Prove or disprove : There exists a continuous surjection from $\mathbb{R}^3- S^2$ to $\mathbb{R}^2-\{(0,0)\}$ (here $S^2\subset \mathbb{R}^3$ denotes the unit sphere defined by the equation $x^2+y^2+z^2=1$),.
This question had appeared in TIFR GS-2018 exam for PhD admissions. How should I think about such a map?
There is such a map :
project $\mathbb{R}^3 \setminus \mathbb{S}_2$ onto $\mathbb{R}^2$ (projection on the first two coordinates, for instance);
apply the exponential map from $\mathbb{R}^2 \simeq \mathbb{C}$ onto $\mathbb{R}^2 \setminus \{(0,0)\} \simeq \mathbb{C}^*$.
Both are continuous surjections, so their composition still is.
Given the bounty, I think this deserves at least some additional material (or: how may someone find this answer). Let $X$ and $Y$ be two topological spaces. If there is no continuous surjective map $f$ from $X$ to $Y$, then $X$ must have some property which is preserved by continuous maps, and which $Y$ doesn't have. It turns out that there are not many such properties. On top of my head, the only general ones I can see are :
Cardinality : If Card(X) < Card(Y), then there is no such $f$. Example : $X = \{0\}$, $Y = \{0,1\}$.
Compactness : If $X$ is compact and $Y$ is separable but not compact, then there is no such $f$. Example : $X = [0,1]$, $Y = \mathbb{R}$.
Connectedness : If $X$ is connected and $Y$ isn't, then there is no such $f$. More generally, if $X$ has less (in the sense of cardinality) connected components than $Y$, then there is no such $f$. Example : $X = (0,1)$ and $Y = \mathbb{Z}$.
Although, I am sure, one may find examples with other, less obvious, obstructions. Outside of these, things may get wild. For instance, in all the following cases, there exists a continuous surjective map from $X$ to $Y$:
$X = C$, any Cantor set, and $Y$ is any compact metric space.

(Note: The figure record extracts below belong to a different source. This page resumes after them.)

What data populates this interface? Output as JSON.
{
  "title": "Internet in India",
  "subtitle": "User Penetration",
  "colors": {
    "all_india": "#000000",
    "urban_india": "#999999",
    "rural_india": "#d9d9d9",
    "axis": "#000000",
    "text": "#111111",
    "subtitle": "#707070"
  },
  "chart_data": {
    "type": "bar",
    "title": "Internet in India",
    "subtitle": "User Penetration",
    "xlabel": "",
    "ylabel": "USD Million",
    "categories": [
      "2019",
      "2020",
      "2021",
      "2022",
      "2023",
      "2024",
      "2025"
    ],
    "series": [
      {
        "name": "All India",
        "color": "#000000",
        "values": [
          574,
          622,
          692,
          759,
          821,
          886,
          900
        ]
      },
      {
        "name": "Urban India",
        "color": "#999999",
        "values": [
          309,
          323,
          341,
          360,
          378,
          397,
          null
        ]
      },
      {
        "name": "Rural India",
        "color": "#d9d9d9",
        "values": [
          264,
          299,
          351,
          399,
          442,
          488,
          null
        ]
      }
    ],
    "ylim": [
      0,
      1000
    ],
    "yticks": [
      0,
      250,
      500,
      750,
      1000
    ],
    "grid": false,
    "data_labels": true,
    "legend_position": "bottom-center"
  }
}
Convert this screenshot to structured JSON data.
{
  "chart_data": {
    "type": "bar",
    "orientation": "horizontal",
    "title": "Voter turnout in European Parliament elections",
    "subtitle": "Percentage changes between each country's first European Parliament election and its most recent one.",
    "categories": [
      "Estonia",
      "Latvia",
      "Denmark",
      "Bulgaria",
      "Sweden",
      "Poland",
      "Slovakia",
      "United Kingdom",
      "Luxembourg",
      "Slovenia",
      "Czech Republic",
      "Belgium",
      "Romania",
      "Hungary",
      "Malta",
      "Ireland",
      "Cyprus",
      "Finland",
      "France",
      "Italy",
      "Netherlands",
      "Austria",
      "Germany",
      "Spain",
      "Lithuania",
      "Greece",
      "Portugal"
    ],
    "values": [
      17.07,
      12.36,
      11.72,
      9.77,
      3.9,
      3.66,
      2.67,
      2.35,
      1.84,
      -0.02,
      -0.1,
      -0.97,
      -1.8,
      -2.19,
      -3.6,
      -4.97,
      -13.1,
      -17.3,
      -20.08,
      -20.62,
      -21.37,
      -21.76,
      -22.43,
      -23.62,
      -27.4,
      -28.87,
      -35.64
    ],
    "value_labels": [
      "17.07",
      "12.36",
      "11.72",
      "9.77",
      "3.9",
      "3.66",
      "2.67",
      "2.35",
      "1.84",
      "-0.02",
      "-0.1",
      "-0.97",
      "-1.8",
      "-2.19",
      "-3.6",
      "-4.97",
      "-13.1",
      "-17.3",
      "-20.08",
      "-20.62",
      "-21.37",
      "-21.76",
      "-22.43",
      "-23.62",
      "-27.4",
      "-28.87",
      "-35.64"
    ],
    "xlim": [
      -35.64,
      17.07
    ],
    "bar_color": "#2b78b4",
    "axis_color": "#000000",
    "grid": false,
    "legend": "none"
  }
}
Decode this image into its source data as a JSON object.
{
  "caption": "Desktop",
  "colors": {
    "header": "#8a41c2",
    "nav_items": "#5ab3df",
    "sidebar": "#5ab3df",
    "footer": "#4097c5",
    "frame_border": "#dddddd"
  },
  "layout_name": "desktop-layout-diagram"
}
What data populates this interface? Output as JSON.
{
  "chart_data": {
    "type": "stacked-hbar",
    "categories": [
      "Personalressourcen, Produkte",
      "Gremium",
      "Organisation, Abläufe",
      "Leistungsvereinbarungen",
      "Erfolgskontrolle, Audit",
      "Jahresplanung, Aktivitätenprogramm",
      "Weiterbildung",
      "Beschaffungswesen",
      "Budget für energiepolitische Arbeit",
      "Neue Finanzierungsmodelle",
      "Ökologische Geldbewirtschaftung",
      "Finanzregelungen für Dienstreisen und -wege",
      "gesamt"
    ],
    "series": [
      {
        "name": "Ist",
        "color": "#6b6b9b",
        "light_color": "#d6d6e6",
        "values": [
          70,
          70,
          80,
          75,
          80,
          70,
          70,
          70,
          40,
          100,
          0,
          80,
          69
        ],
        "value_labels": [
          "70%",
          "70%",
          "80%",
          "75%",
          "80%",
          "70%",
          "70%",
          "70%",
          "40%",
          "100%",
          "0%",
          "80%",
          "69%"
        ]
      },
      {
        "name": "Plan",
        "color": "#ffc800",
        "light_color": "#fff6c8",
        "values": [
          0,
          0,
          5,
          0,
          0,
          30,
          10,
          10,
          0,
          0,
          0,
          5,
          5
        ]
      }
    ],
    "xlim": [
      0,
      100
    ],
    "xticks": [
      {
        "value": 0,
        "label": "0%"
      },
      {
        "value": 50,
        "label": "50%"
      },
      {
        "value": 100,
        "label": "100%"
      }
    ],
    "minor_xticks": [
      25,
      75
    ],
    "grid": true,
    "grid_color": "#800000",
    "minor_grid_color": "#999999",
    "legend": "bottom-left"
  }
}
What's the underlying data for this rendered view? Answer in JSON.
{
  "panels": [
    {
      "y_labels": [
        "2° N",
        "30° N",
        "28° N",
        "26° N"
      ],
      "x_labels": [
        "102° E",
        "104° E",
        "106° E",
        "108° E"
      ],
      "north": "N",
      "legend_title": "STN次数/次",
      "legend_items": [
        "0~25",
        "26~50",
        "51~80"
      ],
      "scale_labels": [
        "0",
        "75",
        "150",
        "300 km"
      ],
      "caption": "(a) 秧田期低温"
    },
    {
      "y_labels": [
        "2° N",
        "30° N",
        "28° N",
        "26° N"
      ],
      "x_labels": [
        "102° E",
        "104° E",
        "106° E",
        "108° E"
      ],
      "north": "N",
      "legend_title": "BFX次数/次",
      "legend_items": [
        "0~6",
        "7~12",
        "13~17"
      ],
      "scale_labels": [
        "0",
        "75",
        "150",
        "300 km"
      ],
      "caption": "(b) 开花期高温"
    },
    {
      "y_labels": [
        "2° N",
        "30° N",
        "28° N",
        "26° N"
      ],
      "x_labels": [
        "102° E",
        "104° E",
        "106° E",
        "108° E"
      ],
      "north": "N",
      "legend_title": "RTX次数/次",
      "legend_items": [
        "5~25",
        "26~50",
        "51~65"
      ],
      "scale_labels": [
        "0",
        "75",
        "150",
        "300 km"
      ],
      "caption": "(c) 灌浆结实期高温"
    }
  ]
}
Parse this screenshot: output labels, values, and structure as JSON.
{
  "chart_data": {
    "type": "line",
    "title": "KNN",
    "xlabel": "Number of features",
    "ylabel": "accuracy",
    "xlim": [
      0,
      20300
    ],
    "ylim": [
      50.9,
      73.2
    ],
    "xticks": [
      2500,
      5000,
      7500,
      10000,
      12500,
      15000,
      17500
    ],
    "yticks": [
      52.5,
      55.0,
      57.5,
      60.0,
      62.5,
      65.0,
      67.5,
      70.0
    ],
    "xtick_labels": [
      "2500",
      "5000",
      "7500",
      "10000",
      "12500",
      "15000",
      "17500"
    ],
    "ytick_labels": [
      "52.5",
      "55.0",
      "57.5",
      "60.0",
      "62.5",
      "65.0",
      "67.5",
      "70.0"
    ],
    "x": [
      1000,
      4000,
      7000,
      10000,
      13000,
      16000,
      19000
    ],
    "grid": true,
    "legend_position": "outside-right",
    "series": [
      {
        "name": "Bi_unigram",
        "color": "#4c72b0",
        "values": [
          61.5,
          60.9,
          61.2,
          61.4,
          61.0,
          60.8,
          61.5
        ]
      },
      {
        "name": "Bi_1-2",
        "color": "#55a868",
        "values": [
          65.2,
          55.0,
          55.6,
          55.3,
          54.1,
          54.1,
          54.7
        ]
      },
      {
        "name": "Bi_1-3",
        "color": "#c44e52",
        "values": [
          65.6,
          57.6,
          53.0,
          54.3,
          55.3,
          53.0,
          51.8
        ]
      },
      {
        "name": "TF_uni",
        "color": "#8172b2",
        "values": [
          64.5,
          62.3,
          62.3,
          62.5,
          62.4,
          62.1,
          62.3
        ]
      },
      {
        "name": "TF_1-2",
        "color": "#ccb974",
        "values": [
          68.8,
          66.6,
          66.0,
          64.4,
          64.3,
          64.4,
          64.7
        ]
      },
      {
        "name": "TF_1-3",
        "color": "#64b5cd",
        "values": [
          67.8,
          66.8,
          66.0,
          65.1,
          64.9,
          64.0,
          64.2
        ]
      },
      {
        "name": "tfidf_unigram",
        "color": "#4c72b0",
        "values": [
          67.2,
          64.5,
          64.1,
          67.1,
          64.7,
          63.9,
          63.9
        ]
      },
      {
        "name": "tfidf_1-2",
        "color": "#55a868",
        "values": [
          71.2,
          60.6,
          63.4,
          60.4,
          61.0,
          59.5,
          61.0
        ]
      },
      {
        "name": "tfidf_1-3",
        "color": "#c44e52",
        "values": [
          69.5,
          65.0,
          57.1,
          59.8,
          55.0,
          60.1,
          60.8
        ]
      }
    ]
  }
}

$X=[0,1]$ and $Y = [0,1]^2$ : Peano curve.
More generally, $X = \mathbb{R}$ and $Y = \mathbb{R}^n$, with $n \geq 1$, using variants of the Peano curve.
$X = \mathbb{R}^k$ and $Y = \mathbb{R}^n$, with $k \geq n$, using projections. Combining with he previous example, we get all $k \geq 1$ and $n \geq 0$.
$X = \mathbb{R}^k$ and $Y$ is a (separable) connected, $n$-dimensional topological manifold, with $k \geq 1$. This is not easy to formalize and I have no reference at hand, but the basic idea is to take $k=n$, and make $\mathbb{R}^n$ a thin tape and wrap it around the manifold (see e.g. this related discussion). I also think that one may replace $X$ by any non-compact $k$-dimensional manifold.
With that, we have the tools to answer the question. First, since $X$ ha dimension $3$ and $Y$ has dimension $2$, we reduce the dimension by projecting. We get the plane $\mathbb{R}^2$. Then we wrap the plane around the origin in $\mathbb{R}^2$ ; and we are lucky, since this can be done very explicitly (thanks to the exponential map).